Other new findings in the study:
- Eight percent of U.S. children (about 5.6 million) have food allergies, with nearly 40 percent allergic to more than one food.
- Sesame allergy prevalence and severity is comparable to that of other food allergens.
The study will be published Nov. 19 in Pediatrics. The most common food allergies in the U.S. included peanut – affecting about 1.6 million children – followed by allergy to milk (1.4 million), shellfish (1 million), tree nut (900,000), egg (600,000), fin fish (400,000), wheat (400,000) and soy (400,000).
Sesame was the ninth most common food allergen, affecting about 150,000 children.

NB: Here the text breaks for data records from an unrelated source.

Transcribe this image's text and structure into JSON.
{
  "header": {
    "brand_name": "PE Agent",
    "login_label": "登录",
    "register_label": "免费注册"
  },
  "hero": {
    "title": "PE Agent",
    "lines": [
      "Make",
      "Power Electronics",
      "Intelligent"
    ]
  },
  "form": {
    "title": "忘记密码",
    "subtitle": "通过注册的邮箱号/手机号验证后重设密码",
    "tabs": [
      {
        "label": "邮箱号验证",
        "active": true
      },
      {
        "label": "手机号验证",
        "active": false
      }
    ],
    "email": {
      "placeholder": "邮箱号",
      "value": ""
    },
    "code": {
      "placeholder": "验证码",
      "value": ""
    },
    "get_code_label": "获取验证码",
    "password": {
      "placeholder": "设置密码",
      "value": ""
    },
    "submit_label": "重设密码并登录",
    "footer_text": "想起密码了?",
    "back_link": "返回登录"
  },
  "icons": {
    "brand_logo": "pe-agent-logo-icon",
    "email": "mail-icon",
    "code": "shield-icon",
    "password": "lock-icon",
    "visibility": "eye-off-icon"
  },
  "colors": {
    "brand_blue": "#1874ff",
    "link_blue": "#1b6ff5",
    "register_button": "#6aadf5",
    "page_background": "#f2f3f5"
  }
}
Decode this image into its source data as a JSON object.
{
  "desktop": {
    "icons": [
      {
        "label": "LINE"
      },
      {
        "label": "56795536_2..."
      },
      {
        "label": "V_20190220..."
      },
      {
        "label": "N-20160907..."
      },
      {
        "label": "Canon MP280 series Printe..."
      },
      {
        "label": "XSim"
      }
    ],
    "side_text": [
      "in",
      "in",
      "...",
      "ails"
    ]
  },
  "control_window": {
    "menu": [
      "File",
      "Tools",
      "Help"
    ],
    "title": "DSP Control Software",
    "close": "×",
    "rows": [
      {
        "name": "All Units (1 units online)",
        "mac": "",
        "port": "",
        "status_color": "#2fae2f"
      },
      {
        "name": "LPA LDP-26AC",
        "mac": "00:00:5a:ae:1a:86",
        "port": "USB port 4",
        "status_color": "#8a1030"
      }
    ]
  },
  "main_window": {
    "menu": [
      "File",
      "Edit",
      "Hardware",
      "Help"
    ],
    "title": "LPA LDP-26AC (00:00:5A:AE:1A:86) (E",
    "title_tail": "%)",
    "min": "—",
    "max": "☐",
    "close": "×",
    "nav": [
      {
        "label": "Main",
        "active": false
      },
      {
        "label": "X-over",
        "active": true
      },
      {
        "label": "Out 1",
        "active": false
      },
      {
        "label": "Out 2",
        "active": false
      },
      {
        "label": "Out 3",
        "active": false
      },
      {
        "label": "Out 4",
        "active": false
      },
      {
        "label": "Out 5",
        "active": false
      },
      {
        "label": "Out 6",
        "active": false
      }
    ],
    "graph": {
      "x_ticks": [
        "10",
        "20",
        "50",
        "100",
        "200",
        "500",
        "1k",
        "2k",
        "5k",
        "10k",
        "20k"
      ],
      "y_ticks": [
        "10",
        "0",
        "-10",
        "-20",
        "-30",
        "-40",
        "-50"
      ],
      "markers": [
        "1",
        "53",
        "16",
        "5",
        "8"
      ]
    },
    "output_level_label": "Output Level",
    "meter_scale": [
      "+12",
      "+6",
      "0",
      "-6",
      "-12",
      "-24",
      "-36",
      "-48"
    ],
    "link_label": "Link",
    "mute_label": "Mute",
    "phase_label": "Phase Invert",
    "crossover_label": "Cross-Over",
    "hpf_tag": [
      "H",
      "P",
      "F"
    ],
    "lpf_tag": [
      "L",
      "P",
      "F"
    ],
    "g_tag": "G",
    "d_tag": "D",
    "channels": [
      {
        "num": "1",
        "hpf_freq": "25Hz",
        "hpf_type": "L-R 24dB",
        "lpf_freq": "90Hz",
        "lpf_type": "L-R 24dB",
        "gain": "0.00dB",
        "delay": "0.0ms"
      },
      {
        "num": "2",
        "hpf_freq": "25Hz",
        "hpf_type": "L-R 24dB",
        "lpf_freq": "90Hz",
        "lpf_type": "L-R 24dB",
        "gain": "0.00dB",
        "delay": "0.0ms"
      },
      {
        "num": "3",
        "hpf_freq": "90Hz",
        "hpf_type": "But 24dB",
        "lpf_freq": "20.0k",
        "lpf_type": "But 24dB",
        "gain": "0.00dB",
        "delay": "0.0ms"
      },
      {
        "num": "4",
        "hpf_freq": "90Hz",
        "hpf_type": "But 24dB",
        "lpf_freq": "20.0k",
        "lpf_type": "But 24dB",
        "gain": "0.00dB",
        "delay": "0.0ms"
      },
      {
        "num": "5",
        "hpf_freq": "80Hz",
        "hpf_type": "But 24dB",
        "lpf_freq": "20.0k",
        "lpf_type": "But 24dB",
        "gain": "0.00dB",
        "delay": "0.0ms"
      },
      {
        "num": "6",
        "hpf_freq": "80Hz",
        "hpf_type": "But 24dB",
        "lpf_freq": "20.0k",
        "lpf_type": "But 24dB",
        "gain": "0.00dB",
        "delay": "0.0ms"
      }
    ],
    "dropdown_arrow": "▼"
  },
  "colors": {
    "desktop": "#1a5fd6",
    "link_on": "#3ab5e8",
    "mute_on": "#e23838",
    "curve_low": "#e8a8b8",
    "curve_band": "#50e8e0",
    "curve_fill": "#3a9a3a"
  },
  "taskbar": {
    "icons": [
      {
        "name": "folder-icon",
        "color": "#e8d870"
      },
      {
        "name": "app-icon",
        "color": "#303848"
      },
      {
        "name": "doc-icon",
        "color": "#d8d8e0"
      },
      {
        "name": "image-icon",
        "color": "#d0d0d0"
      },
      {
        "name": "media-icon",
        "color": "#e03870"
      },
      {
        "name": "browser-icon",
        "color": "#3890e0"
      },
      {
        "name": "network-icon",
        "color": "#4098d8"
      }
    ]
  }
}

“The sesame allergy prevalence and severity is comparable to that of other food allergens for which labeling is currently mandated, suggesting that sesame should be included under allergen labeling laws in the U.S., as is already the case in Canada, the European Union, Australia and Israel,” Gupta said.
As in the previous prevalence study published by Gupta and colleagues in 2011, the current study reports that black children were more likely to have food allergies than white children. Black children also were more likely to have multiple food allergies than children of other racial or ethnic groups.
“More research is needed to understand the reason behind these racial differences in food allergy,” Gupta said.
She also is the Mary Ann and J. Milburn Smith Research Professor for a Sr. Scientist in Child Health Research at the Stanley Manne Children’s Research Institute at Lurie Children’s and director of the Science & Outcomes of Allergy & Asthma Research (SOAAR) Program based at Lurie Children’s and Feinberg.
Funding for this study came from the National Institute of Allergy and Infectious Disease (R21AI135702) of the National Institutes of Health, Sean N. Parker Center for Allergy and Asthma Research at Stanford University, Aimmune Therapeutics and Denise and Dave Bunning.